Admittedly, sugar is sugar. However, like the situation with white flour, some sugars are much more refined than others. I also avoid genetically modified (GM) foods, which means I buy organic sugar as sugar beets can be GM. Rapadura or sucanat are the most simply processed, as they are only boiled down to remove the water content. They both have a robust flavor. For a more neutral flavor, evaporated cane juice still retains some trace minerals, and is certainly much less processed than typical white sugar.


Use organic butter 

If you want the best cookies ever, try making your cookies with pastured butter (butter from cows that graze on grass). Trader Joe's carries Kerrygold butter, which fits the bill. Make cookies or pie crust with this delicious butter and it makes them instantly taste richer and better (as well as being healthier for you!). Pastured butter is a good source of a lesser known vitamin, K2, which is important for bone health.

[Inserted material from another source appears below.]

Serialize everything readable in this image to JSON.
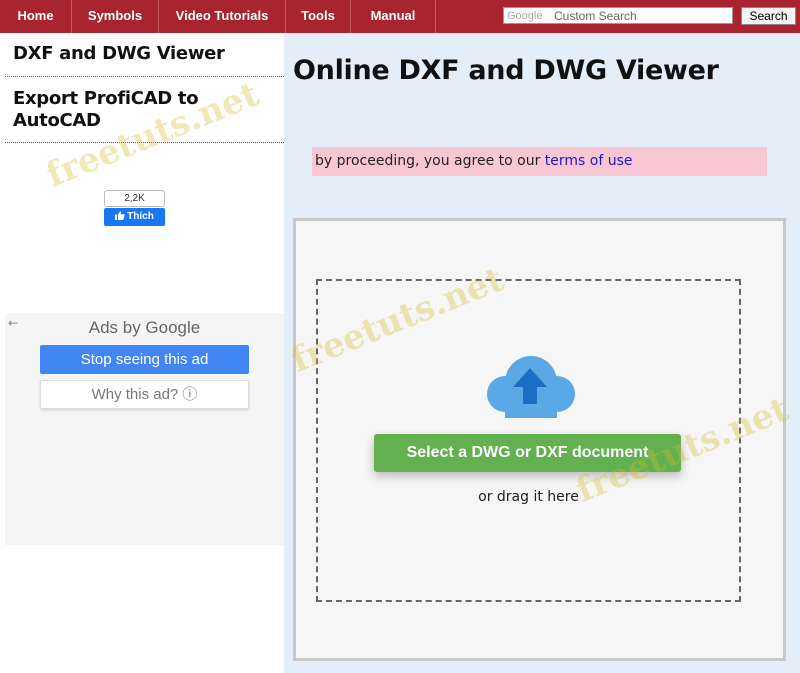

Option number two would be to use organic butter, which allows you to avoid the high amount of concentrated pesticides found in nonorganic butter. I also sometimes use coconut oil, which is delicious, but is a little more tricky to use as a substitution. However, it makes a great vegan substitution, so keep that in mind for vegan guests!



Frosting can be one of the most delicious things in the world ... or one of the grossest. Using a simple buttercream with basic ingredients is delicious as well as better for you. (Go read the ingredient list on the frosting tubs in the store sometime for a real scare!) You can buy natural dyes at health food stores for making different colors and even organic sprinkles for decorating!